Mara schwieg, aber eine der jungen Frauen antwortete aus der Finsternis des engen Schiffsraumes: „Er kann nichts mehr für uns tun. Er muß froh sein, wenn er selbst überlebt. Sie haben ihn auf die Insel geschafft und peinigen ihn so lange, bis er den Schatz herangeschafft oder die Wahrheit gesteht.“
„Zegú, unser König, ist jetzt auch auf der Insel“, raunte eine andere Frau.
„Was haben die Kerle mit ihm vor?“ wollte die entsetzte Mara wissen. Ihre Augen huschten unablässig hin und her, ihr Blick streifte die Gestalten der Leidensgefährtinnen. Sie waren zehn Mädchen und junge Frauen von der Insel Hawaii. Die französischen Freibeuter hatten sie bewußt von den zehn Männern getrennt, die sie ebenfalls als Faustpfand mitgeschleppt hatten. Die Trennung erhöhte die Furcht der völlig hilflosen Frauen und ließ sie zur Panik anwachsen.
Von der Insel drangen das Grölen und Singen der Piraten herüber.
„Sie feiern“, sagte Hauula. „Sie lassen die Mäuse auf dem Tisch tanzen, wie sie sagen. Sie haben lange kein Vergnügen mehr gehabt. Masot läßt es zu, daß sie sich betrinken. Er weiß, daß er es ihnen nach der Überfahrt und der sinnlosen Suche schuldig ist. Außerdem dürfen sie sich hier, in der Lagune, völlig sicher fühlen.“
„Es ist die Lagune des Teufels“, flüsterte Mara.

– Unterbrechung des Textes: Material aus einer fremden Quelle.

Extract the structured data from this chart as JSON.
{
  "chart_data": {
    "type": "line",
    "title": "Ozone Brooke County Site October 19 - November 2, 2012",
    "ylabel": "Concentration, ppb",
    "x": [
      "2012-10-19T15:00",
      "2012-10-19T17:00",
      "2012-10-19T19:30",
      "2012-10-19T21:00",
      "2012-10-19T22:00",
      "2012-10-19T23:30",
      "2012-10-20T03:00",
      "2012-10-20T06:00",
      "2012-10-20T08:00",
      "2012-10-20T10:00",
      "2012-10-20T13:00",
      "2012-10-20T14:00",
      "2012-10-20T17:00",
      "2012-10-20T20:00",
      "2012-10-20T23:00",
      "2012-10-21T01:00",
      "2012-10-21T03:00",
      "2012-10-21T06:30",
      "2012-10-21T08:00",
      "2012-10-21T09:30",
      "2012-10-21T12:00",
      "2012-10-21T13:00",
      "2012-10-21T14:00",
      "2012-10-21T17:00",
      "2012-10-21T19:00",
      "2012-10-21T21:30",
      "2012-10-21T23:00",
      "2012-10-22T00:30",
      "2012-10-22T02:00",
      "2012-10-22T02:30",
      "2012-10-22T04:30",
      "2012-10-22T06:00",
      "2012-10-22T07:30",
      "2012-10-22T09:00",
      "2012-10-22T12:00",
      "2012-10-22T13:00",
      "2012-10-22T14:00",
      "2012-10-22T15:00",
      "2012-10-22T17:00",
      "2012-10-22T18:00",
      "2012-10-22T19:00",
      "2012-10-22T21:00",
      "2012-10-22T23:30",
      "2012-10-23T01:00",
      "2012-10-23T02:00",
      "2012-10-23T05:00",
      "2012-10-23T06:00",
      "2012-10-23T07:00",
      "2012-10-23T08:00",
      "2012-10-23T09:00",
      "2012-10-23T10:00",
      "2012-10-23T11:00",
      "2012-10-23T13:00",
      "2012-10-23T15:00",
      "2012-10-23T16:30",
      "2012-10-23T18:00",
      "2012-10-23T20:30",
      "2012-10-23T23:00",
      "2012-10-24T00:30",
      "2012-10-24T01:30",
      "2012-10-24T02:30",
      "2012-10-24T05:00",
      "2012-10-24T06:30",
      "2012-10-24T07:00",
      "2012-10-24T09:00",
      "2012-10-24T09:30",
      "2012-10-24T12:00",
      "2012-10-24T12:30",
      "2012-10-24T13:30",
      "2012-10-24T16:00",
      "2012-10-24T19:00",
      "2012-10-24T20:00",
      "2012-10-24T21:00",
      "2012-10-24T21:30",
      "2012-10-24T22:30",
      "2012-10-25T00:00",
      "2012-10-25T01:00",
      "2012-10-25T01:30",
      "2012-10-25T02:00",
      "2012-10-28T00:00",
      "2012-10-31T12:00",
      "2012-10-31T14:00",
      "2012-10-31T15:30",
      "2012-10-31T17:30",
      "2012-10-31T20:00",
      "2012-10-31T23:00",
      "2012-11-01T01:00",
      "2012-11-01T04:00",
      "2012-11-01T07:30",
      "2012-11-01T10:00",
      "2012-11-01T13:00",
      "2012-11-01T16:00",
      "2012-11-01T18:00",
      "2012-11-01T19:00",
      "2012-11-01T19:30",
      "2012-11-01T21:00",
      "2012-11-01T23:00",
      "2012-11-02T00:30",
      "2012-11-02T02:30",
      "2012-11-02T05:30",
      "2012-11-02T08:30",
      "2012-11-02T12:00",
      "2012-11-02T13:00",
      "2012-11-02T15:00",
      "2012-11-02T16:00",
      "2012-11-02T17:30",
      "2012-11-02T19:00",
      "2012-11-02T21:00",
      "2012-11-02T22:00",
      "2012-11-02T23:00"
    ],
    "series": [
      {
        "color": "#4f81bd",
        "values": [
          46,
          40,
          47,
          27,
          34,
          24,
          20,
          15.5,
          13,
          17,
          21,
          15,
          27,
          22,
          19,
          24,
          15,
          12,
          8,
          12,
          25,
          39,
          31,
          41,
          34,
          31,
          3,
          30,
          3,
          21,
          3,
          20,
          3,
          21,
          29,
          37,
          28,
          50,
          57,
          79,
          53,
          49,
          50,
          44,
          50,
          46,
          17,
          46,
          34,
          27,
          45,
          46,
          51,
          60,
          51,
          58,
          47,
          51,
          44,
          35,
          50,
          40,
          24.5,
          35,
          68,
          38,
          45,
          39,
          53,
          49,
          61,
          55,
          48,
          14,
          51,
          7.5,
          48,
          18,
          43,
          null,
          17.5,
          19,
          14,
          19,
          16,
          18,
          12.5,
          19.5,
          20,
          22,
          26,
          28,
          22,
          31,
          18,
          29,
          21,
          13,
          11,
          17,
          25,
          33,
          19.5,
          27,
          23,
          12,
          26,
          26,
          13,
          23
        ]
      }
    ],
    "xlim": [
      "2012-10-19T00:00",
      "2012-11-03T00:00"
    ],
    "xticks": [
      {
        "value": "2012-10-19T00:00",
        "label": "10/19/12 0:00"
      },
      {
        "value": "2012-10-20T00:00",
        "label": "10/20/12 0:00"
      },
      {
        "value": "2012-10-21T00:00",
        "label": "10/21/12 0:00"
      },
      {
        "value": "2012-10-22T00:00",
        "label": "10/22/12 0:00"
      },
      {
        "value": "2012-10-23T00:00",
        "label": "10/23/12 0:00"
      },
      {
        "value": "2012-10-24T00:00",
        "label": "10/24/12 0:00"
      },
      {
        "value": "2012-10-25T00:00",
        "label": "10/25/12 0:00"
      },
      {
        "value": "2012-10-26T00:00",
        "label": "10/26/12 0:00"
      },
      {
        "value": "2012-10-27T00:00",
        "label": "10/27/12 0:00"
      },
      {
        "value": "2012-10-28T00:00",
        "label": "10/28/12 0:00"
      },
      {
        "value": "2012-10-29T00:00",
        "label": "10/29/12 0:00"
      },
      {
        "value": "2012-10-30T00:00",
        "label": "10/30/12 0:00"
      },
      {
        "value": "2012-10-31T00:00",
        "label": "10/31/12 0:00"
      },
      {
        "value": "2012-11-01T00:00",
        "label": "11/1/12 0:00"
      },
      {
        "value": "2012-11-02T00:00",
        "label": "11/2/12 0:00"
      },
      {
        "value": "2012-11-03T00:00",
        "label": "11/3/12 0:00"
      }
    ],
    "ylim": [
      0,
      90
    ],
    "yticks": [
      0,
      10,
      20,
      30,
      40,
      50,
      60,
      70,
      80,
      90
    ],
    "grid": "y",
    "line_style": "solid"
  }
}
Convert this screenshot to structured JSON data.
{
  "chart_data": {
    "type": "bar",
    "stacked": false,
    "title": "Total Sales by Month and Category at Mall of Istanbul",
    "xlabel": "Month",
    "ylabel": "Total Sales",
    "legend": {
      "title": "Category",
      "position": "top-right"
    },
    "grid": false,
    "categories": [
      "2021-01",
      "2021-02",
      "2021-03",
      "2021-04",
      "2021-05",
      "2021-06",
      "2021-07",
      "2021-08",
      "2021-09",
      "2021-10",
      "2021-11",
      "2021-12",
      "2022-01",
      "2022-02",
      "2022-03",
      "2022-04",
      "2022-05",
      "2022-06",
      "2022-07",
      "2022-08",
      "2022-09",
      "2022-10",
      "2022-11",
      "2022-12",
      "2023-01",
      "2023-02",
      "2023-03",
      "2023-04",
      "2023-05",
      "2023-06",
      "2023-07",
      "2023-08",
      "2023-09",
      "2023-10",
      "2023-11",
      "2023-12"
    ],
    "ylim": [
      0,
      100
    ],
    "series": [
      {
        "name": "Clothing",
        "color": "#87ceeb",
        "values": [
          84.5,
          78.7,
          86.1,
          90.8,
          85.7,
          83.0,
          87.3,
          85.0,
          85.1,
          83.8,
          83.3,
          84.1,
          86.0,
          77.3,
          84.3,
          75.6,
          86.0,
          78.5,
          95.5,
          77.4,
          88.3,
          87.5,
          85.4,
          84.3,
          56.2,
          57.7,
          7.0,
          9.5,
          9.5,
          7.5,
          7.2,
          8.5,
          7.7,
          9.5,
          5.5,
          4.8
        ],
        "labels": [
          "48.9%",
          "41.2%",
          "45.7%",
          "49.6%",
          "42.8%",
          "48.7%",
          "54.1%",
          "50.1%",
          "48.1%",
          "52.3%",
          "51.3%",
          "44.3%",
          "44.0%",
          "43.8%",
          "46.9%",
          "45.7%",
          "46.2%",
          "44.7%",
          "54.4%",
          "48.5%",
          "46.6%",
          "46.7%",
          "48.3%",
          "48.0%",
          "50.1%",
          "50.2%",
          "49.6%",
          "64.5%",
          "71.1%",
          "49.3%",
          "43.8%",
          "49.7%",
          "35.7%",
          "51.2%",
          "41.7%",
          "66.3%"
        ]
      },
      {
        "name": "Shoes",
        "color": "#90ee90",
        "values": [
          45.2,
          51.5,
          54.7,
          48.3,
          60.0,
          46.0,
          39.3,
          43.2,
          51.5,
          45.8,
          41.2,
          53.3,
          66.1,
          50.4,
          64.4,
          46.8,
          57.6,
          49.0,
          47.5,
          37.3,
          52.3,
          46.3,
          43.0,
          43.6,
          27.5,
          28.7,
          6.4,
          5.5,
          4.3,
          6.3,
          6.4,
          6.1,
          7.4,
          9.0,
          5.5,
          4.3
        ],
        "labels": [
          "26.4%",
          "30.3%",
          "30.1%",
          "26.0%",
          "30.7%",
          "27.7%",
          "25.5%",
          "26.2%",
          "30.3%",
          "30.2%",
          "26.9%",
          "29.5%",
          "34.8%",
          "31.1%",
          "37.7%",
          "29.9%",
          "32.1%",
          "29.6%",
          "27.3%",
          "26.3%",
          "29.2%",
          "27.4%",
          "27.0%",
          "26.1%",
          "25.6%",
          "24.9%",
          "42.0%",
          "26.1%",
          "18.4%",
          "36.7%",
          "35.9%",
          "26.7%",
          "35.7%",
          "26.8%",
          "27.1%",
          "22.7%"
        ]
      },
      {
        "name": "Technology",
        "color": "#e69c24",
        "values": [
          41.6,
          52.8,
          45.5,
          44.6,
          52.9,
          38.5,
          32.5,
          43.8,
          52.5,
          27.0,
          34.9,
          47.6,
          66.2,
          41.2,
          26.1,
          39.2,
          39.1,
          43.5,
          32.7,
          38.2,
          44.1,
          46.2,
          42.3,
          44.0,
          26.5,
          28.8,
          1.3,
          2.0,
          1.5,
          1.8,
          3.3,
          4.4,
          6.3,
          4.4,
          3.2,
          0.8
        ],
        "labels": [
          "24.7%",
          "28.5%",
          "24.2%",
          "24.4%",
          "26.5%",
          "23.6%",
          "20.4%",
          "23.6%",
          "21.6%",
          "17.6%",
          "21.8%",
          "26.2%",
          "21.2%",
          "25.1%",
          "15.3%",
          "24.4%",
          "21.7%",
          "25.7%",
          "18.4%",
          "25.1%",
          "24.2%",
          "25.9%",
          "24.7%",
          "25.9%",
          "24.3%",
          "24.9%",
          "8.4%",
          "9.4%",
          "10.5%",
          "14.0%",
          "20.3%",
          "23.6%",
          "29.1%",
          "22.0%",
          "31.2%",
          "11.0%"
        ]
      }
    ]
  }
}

„Zegú“, sagte die eine Frau, die vorher schon gesprochen hatte. „Sie werden ihn quälen und sich daran weiden.“
„Nein!“ stieß Mara entsetzt hervor.
„Aber das ist nichts gegen das, was sie uns antun, wenn sie uns auf den Strand holen.“
„Sei still!“ zischte Hauula.
„Hört ihr?“ wisperte eine andere junge Frau. „Sind das nicht Geräusche im Wasser? Das Eintauchen von Paddeln?“
„Sie nennen die Paddel ihrer Boote Riemen“, korrigierte ein Mädchen, das an der dem Schiffsgang zugewandten Raumwand hockte. „Thomas hat es uns beigebracht, wie er uns auch die spanische Sprache und Ausdrücke aus dem Englischen und dem Deutschen gelehrt hat.“
„Das alles ist jetzt nichts mehr wert“, murmelte Mara. „Sie kommen. Es geht zu Ende mit uns. Lebt wohl, Schwestern.“
„Unsinn!“ zischte Hauula wütend. „Ich höre kein Boot und keine Riemen. Das ist doch bloß eine Einbildung!“
„Nein!“ raunte die, die die Laute gehört zu haben glaubte. „Ich schwöre es euch, da nähert sich ein Boot!“
Mara zerrte verzweifelt an den Stricken, die ihre Hände und Füße zusammenhielten. „Wenn wir doch bloß nicht gefesselt wären“, schluchzte sie.
„Dann wäre alles einfach gewesen“, sagte Hauula. „Dann hätten wir uns längst aus diesem Verlies befreit.“
„Still“, flüsterte das Mädchen an der Gangseite des Raumes. „Da ist was – Schritte! Schritte auf dem Gang! Nein, nein, ich täusche mich nicht. Schweigt und hört selbst hin.“
Sofort trat Totenstille ein. Dann konnten sie es alle vernehmen: tastende Schritte näherten sich dem Schott des Gefängnisses. Sie waren heran und verharrten. Gleich darauf begann jemand an der Verriegelung des Schotts herumzuhantieren.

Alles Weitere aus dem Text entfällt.